“You can discover more about a person in an hour of play than in a year of conversation.” Plato
I recently spent a wonderful 24hrs with my friend and her daughter, my goddaughter R. Now aged six, this is a child I have known since before she was born, we lived all together for a brief time when she was a baby. I met her mum met at a nature play conference and we worked together for a bit and have been friends for years. We get to meet up too rarely as we now live 250 miles apart. But the reason why I am telling you this is because in that short visit I experienced the most extraordinary hour of play.
In the course of my work I observe children at play and play alongside children a lot. Children playing together often talk and discuss the narrative of the frame in which the play is taking place “You are the dog and I am the mum and then the mum says to the baby, so you have to be the baby but I’m still the mum” sort of conversations.
As an adult invited into that play frame, or, as often happens when I take children into the woods, when I am trying to help children establish a play frame in an unfamiliar environment, a lot of talk can take place. I make observations of what is happening, the child shows me what they are doing, they ask for feedback, ask questions, try to work out the boundaries. This is all part of the containment process, of helping children maintain a play frame.
In this most extraordinary hour of play, the most extraordinary feature was that it was almost entirely silent.
My friend had to go and work for a couple of hours so I offered to look after R. There were a number of options for the morning but R said we should stay at the house and go to play in the little strip of woodland next door. We got up in the morning and my friend went to work. R did a little test of the boundaries.

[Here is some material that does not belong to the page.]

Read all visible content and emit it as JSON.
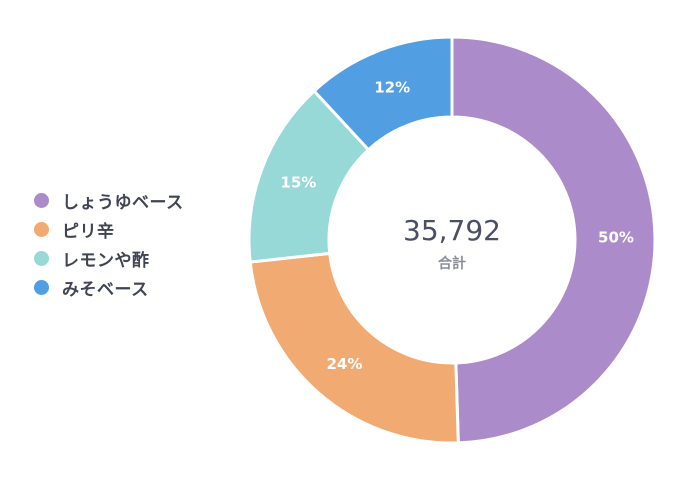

“I want to watch a programme.”
“Ha! the only way we are going to watch TV this morning is if we make the programme ourselves….Oooh actually, we COULD make a TV programme, I have my camera.”
“WE could make some TV? ”
So we did. R telling stories and singing for the camera, then we went out into the woods and she made a documentary on how to collect things.

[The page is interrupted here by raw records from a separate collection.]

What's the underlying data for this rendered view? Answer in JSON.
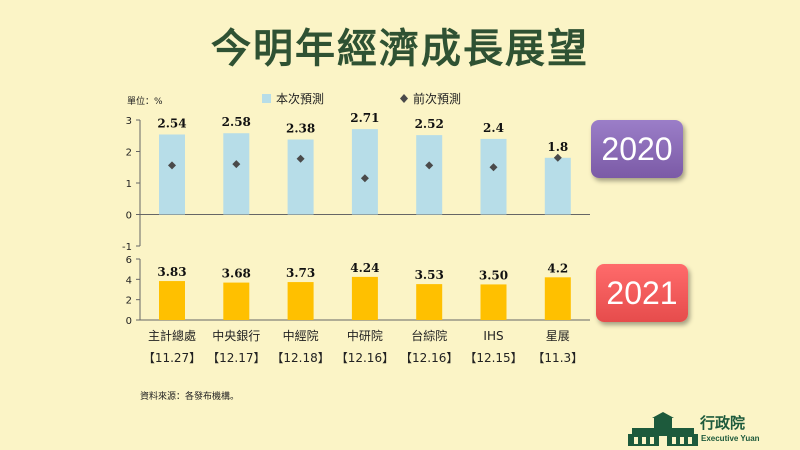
{
  "title": "今明年經濟成長展望",
  "unit_label": "單位：%",
  "source_note": "資料來源：各發布機構。",
  "logo": {
    "name": "行政院",
    "subtitle": "Executive Yuan"
  },
  "badges": {
    "y2020": "2020",
    "y2021": "2021"
  },
  "colors": {
    "bar2020": "#b7dde8",
    "bar2021": "#ffc000",
    "marker": "#4a4a4a",
    "title": "#2f5233"
  },
  "chart_data": [
    {
      "type": "bar",
      "year": "2020",
      "categories": [
        "主計總處",
        "中央銀行",
        "中經院",
        "中研院",
        "台綜院",
        "IHS",
        "星展"
      ],
      "dates": [
        "【11.27】",
        "【12.17】",
        "【12.18】",
        "【12.16】",
        "【12.16】",
        "【12.15】",
        "【11.3】"
      ],
      "series": [
        {
          "name": "本次預測",
          "values": [
            2.54,
            2.58,
            2.38,
            2.71,
            2.52,
            2.4,
            1.8
          ],
          "labels": [
            "2.54",
            "2.58",
            "2.38",
            "2.71",
            "2.52",
            "2.4",
            "1.8"
          ]
        },
        {
          "name": "前次預測",
          "values": [
            1.56,
            1.6,
            1.77,
            1.15,
            1.56,
            1.5,
            1.8
          ]
        }
      ],
      "yticks": [
        3,
        2,
        1,
        0,
        -1
      ],
      "ylim": [
        -1,
        3
      ],
      "legend_position": "top"
    },
    {
      "type": "bar",
      "year": "2021",
      "categories": [
        "主計總處",
        "中央銀行",
        "中經院",
        "中研院",
        "台綜院",
        "IHS",
        "星展"
      ],
      "series": [
        {
          "name": "本次預測",
          "values": [
            3.83,
            3.68,
            3.73,
            4.24,
            3.53,
            3.5,
            4.2
          ],
          "labels": [
            "3.83",
            "3.68",
            "3.73",
            "4.24",
            "3.53",
            "3.50",
            "4.2"
          ]
        }
      ],
      "yticks": [
        6,
        4,
        2,
        0
      ],
      "ylim": [
        0,
        6
      ]
    }
  ]
}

As we were heading back into the house I spotted the stalks on a particular sycamore tree were really long and I pointed them out to R. This was our shared play cue, she collected a few leaves and started winding them together, I collected a few and threaded them into a long chain. During this I offered the usual sort of statements and observations I might with a child when I was working; “You have threaded three leaves together, I think I might hang mine on this tree.” Looking for ways we might extend the play frame, But I noticed that R didn’t seem to need these and I stopped.
Which gave me an opportunity; I have for a while now had in mind to try and make a geometric cube from leaves. I draw much inspiration from the work of Andy Goldsworthy and as a teenager I saw one of his leafworks boxes in a gallery in the city where I lived. Ever since I had in mind to try and make one. The impetus for which came right back when I recently found one made by another land artist. I’ve already made one attempt which was a really useful learning process, but the thought of doing something that required so much concentration and time seemed counter intuitive when I was spending time with a lively six year old.
The level of absorption she showed made me loathe to be the one to break it. And we played in parallel she and I. Both in such a state of flow and absorption I am still unsure how much time passed.
We spoke very little each very focused in the challenges we had set ourselves.
Occasionally delighting when something worked well.
Allow the ideas of the other to inspire us in our own play.
Until we reached a point at which the possibilities had all revealed themselves for now. R made an observation. “The dry leaves are just as good but the brown ones are two crispy.” I had made five corners of the box but run out of suitable leaves.
We collected some bits to take back to the house and moved on. The frame which had held us in a state of flow was gone. Naturally extinguished.
I felt as if in that hour of play that I had got to know R in a way that all the phone calls and letters had never revealed. I saw her deep level of ease at being outdoors in nature. I saw how dexterous and creative she is. I saw how motivated and self contained she can be. She saw me too. I explained to her how much I had enjoyed being in the woods with a child who didn’t need talking to all the time and that some children I worked with needed my help a lot more. “So is playing your job?” she asked, “You are good at playing.”
Terms used in the description of the play process have been taken from The Colorado Paper by Gordon Sturrock and Perry Else 1998, P8 onwards.